Consistent treatment of rapidity divergence in soft-collinear effective theory

TL;DR

This paper develops a consistent framework for handling rapidity divergences in soft-collinear effective theory, introducing new regulators and applying them to various processes including heavy quark systems.

Contribution

It introduces a systematic method for treating rapidity divergences in SCET with generalized regulators and applies it to form factors involving light and heavy quarks.

Findings

Successful construction of rapidity regulators for all modes.

Application to Sudakov form factors with resummed large logarithms.
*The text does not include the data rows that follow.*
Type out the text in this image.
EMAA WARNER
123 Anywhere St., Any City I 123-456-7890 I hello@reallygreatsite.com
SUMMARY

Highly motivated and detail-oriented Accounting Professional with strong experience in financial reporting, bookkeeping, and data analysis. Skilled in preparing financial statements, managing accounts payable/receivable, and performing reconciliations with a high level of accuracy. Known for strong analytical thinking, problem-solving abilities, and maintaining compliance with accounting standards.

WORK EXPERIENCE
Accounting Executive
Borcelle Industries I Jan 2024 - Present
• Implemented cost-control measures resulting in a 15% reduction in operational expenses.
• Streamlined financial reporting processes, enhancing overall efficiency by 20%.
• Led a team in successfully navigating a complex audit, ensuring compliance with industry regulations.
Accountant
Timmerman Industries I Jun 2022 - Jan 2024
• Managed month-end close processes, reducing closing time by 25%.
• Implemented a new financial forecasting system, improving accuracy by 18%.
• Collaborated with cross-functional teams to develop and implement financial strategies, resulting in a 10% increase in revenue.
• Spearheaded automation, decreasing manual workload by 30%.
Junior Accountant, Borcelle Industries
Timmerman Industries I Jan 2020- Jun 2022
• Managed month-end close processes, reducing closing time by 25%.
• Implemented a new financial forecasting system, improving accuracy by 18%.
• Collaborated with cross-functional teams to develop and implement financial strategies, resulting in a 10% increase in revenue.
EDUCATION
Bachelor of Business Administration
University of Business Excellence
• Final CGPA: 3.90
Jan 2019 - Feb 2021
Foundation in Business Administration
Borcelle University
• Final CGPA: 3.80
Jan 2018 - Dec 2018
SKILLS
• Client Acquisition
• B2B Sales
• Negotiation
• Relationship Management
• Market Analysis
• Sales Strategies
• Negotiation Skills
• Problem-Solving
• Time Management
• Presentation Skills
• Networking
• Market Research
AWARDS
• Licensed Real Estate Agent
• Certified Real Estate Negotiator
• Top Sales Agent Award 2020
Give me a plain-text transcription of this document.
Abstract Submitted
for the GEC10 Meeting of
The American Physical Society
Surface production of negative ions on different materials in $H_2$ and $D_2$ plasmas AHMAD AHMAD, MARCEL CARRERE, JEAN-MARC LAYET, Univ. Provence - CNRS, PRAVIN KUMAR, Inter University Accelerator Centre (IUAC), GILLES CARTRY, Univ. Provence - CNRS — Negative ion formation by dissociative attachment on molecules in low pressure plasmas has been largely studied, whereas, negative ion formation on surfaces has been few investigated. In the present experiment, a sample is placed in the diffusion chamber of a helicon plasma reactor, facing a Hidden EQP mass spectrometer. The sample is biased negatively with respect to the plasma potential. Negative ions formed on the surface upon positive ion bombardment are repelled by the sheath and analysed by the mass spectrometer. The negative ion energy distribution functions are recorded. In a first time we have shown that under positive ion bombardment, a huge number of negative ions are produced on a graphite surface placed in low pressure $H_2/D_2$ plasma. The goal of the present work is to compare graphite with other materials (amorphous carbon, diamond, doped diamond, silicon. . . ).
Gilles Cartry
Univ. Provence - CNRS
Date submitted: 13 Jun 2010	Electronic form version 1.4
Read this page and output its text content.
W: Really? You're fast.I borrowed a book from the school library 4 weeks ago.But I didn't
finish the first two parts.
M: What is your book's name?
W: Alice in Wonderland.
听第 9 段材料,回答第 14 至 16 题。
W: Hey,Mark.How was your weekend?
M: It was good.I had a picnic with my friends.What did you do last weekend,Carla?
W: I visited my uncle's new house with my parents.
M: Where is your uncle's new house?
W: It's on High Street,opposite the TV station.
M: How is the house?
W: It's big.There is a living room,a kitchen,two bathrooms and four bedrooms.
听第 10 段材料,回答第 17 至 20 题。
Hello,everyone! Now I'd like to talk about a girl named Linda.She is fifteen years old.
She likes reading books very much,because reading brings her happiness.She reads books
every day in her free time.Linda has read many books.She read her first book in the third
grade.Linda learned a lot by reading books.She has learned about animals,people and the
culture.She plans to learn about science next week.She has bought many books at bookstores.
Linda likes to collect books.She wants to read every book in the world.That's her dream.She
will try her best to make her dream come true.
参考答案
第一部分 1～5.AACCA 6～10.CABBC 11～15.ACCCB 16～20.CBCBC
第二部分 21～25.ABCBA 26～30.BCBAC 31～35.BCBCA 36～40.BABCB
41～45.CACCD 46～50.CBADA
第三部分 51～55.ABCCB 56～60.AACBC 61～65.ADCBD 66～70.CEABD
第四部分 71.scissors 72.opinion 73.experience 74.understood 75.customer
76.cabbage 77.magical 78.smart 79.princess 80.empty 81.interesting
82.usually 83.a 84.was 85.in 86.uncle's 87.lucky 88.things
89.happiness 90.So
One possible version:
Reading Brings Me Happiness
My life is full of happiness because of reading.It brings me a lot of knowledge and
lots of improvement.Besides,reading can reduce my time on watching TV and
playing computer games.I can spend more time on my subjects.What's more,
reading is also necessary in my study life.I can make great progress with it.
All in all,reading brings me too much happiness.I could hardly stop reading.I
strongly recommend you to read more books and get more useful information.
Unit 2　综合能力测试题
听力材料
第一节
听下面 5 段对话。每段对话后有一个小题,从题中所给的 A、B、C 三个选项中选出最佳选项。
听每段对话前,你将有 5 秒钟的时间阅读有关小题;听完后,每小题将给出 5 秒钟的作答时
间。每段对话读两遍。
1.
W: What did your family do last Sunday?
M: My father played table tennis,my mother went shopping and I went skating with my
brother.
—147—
Extension of the method to boosted heavy quark sectors.

Abstract

In soft-collinear effective theory, we analyze the structure of rapidity divergence due to the collinear and soft modes residing in disparate phase spaces. The idea of an effective theory is applied to a system of collinear modes with large rapidity and soft modes with small rapidity. The large-rapidity (collinear) modes are integrated out to obtain the effective theory for the small-rapidity (soft) modes. The full SCET with the collinear and soft modes should be matched onto the soft theory at the rapidity boundary, and the matching procedure becomes exactly the zero-bin subtraction. The large-rapidity region is out of reach for the soft mode, which results in the rapidity divergence. The rapidity divergence in the collinear sector comes from the zero-bin subtraction, which ensures the cancellation of the rapidity divergences from the soft and collinear sectors. In order to treat the rapidity divergence, we construct the rapidity regulators consistently for all the modes. They are generalized by assigning independent rapidity scales for different collinear directions. The soft regulator incorporates the correct directional dependence when the innate collinear directions are not back-to-back, which is discussed in the $N$-jet operator. As an application, we consider the Sudakov form factor for the back-to-back collinear current and the soft-collinear current, where the soft rapidity regulator for a soft quark is developed. We extend the analysis to the boosted heavy quark sector and exploit the delicacy with the presence of the heavy quark mass. We present the resummed results of large logarithms in the form factors for various currents with the light and the heavy quarks, employing the renormalization group evolution on the renormalization and the rapidity scales.